Cumhuriyet Halk Partisi’nin eski Genel Başkanı Kemal Kılıçdaroğlu’nun aktif siyaseti tamamen bırakma kararı aldığı öğrenildi. Son dönemde parti içindeki yolsuzluk ve rüşvet iddialarına sert tepki göstererek “Partiyi temizleyin” çıkışı yapan Kılıçdaroğlu’nun, bu sözlerinin ardından yeni bir yol haritası çizdiği ortaya çıktı.
Kulislerde uzun süredir konuşulan “geri dönüş” iddialarına Kılıçdaroğlu cephesinden net bir yanıt geldi. Eski genel başkanın ne CHP’de yeniden liderlik koltuğuna oturmak ne de başka bir siyasi partinin başına geçmek gibi bir planının olmadığı ifade ediliyor. Yakın çevresine göre Kılıçdaroğlu, Türkiye’deki günlük siyasi çekişmelerden bilinçli olarak uzaklaşma kararı aldı.
Kılıçdaroğlu’nun son dönemde yaptığı “CHP arınmalı” vurgusu, parti içinde ve kamuoyunda geniş yankı uyandırmıştı. Yakın çevresine yaptığı değerlendirmelerde, kendi genel başkanlığı dönemine dikkat çeken Kılıçdaroğlu’nun,
“Benim dönemimde partim rüşvet ve yolsuzluk iddialarıyla anılsaydı, gereğini tereddütsüz yapardım” sözleriyle mevcut tabloya duyduğu rahatsızlığı dile getirdiği belirtiliyor.
Aktif siyasetten çekilme kararının arkasında kişisel nedenler de bulunuyor. Bir süredir sağlık sorunları nedeniyle tedavi gören eşi Selvi Kılıçdaroğlu ile daha yakından ilgilenmek isteyen Kılıçdaroğlu’nun, bu süreci ailesine ayıracağı öğrenildi. Yakın dostları, bu kararın Kılıçdaroğlu için “gecikmiş bir iç muhasebe” olduğunu ifade ediyor.
Kemal Kılıçdaroğlu’nun bundan sonraki rotası ise dikkat çekici. Avukatı Celal Çelik’in hukuk ofisini çalışma ofisi olarak kullanmaya başlayan Kılıçdaroğlu’nun, iç politikadan ziyade küresel gelişmeler, demokrasi, sosyal adalet ve uluslararası siyaset başlıklarına yoğunlaşacağı kaydediliyor.
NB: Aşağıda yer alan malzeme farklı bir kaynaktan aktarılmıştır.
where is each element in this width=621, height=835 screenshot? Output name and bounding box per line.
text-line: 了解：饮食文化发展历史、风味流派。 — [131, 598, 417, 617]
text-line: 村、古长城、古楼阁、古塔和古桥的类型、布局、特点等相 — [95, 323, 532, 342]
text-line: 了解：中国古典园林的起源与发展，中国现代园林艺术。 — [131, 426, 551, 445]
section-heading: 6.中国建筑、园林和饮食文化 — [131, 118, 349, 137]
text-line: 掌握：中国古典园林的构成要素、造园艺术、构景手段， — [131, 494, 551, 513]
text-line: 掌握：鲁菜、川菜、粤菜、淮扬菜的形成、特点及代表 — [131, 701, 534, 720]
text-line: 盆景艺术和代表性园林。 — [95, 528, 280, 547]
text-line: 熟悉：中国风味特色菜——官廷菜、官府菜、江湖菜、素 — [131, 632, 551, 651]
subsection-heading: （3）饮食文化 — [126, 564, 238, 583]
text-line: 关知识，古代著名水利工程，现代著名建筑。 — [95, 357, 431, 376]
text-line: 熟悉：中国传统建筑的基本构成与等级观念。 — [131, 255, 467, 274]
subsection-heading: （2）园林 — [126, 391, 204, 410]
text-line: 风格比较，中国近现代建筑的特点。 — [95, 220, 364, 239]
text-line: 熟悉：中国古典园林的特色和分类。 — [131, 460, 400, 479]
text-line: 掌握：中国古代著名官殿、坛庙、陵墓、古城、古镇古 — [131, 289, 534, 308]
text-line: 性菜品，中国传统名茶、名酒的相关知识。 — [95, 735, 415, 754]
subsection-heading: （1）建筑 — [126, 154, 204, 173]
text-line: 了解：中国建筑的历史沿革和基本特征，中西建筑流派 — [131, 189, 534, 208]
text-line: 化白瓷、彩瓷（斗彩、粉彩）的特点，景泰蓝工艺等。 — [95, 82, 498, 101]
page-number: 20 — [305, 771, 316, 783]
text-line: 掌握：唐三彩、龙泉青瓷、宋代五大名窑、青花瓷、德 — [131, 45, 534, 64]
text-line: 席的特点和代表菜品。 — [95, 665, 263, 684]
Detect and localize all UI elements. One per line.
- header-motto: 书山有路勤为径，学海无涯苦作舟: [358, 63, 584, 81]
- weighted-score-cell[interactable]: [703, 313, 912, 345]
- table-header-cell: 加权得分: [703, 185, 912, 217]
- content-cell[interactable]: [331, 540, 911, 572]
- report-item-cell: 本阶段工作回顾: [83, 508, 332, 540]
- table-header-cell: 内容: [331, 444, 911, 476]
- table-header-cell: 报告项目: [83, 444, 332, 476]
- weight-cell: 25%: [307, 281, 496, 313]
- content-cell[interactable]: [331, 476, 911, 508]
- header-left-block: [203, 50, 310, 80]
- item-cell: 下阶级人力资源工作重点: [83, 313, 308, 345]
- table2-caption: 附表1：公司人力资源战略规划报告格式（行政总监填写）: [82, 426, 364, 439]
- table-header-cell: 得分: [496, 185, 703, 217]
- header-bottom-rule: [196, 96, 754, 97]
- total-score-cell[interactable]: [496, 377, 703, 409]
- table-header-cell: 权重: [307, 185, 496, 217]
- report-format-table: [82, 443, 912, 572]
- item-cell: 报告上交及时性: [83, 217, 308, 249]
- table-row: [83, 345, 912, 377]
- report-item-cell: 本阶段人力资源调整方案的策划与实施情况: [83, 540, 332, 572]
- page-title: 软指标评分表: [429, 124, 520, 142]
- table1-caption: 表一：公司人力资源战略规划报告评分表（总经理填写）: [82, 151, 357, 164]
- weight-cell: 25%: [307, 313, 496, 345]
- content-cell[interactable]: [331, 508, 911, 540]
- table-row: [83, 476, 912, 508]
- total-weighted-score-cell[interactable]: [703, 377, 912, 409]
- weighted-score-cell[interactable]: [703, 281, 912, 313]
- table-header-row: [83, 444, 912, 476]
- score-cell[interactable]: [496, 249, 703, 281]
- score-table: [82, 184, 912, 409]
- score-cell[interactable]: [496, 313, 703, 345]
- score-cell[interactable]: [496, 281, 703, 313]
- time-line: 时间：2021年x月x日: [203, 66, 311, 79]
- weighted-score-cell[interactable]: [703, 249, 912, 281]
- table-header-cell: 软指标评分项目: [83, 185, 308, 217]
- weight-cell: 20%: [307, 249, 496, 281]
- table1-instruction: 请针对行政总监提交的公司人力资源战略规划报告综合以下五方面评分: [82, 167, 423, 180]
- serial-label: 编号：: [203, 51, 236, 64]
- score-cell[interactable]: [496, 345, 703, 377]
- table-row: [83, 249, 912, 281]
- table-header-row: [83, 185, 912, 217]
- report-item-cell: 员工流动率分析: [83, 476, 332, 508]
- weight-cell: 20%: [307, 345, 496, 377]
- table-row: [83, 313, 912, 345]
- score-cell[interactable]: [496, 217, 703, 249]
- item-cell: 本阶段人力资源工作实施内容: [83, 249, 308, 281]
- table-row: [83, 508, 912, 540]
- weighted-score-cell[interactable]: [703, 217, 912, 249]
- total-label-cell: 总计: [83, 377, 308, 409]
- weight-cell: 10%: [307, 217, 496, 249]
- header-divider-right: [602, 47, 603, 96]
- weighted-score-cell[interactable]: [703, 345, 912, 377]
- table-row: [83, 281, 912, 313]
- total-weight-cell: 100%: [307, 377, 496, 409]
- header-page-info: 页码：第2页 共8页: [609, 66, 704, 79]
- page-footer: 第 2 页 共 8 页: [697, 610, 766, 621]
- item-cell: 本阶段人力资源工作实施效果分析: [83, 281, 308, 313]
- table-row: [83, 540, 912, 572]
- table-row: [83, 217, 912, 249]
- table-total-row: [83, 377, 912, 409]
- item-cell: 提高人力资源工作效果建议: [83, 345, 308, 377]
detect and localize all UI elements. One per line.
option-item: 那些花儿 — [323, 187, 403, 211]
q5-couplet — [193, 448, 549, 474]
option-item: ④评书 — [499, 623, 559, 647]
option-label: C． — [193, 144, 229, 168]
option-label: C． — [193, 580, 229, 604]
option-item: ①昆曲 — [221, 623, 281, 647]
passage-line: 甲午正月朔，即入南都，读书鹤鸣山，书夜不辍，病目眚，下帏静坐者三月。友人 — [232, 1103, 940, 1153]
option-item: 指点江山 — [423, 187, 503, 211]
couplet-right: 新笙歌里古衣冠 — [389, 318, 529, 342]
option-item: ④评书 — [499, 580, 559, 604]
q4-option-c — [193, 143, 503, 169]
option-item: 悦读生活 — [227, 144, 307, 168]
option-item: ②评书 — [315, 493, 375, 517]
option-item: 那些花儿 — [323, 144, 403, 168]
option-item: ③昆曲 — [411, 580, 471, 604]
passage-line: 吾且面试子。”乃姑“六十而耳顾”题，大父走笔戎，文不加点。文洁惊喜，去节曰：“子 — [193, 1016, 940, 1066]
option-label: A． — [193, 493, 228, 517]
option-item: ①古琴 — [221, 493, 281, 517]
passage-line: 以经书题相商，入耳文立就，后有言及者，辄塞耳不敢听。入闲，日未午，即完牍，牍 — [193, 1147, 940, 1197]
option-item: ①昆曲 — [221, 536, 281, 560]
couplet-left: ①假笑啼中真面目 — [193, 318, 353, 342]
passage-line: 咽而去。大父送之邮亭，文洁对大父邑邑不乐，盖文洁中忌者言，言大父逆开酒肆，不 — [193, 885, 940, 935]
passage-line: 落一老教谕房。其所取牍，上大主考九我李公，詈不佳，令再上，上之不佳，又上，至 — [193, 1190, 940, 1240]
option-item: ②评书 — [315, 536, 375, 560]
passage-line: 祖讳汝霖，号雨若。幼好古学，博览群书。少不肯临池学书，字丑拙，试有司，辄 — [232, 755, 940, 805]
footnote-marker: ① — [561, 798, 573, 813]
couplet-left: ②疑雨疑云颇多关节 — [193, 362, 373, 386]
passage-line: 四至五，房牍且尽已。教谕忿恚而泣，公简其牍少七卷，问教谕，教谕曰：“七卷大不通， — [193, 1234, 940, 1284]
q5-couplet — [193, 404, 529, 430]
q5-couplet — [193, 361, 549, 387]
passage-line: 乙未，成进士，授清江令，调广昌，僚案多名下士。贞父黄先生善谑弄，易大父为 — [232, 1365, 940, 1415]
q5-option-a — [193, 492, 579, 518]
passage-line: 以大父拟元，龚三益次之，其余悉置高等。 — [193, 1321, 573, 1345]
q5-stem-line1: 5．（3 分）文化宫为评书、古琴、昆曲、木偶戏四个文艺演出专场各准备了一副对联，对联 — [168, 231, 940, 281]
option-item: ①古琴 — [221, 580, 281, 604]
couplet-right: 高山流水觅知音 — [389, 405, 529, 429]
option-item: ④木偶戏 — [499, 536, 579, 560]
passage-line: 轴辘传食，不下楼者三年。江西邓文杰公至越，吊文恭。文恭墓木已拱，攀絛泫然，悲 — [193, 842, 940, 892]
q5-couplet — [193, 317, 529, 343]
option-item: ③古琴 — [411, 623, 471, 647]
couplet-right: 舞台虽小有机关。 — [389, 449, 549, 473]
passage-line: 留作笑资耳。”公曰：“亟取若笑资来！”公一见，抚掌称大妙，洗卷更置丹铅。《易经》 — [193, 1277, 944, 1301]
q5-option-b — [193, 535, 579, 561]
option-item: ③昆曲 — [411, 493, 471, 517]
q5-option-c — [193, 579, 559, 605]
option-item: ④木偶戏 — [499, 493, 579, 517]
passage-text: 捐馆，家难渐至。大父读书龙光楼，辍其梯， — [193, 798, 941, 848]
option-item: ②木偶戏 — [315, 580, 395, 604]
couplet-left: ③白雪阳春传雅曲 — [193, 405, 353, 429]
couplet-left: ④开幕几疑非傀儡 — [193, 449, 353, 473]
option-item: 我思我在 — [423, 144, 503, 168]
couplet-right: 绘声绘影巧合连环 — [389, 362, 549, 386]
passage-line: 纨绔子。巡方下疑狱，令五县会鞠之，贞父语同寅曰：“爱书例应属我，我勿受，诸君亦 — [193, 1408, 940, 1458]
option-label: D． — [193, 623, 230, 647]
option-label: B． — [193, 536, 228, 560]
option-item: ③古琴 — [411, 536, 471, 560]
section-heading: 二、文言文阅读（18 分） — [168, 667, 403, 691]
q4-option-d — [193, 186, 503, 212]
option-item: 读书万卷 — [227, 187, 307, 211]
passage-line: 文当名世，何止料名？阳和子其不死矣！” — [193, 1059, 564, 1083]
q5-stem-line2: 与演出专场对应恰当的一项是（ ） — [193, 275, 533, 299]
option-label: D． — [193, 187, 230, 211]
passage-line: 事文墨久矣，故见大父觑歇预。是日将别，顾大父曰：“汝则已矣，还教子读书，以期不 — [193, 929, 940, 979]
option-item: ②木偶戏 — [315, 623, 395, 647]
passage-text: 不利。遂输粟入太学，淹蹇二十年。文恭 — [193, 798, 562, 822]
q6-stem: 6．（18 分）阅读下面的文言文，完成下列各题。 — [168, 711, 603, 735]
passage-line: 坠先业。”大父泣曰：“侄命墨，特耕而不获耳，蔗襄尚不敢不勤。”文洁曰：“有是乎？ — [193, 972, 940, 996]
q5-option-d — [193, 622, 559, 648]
Edinilen bilgilere göre Kılıçdaroğlu, çeşitli platformlarda yayımlanan makalelerine devam edecek. Ayrıca sosyal medya üzerinden zaman zaman videolu değerlendirmeler yaparak hem Türkiye’ye hem de dünyaya dair görüşlerini paylaşmayı sürdürecek. Ancak bu paylaşımların hiçbirinin “aktif siyaset” kapsamında olmayacağı özellikle vurgulanıyor.
Siyasi kulislerde Kılıçdaroğlu’nun bu hamlesi, “tam anlamıyla bir geri çekilme değil, farklı bir konumlanma” olarak yorumlanıyor. Destekçileri, onun bundan sonra siyaset üstü bir figür olarak fikir üretmeye devam edeceğini savunurken, eleştirmenler ise bu kararı CHP içindeki tartışmaların dolaylı bir sonucu olarak değerlendiriyor.
Tek bir gerçek var:
Kemal Kılıçdaroğlu’nun aktif siyasete veda kararı, Ankara’da uzun süre konuşulacak ve siyasi dengeler üzerindeki etkisi zamanla daha net görülecek.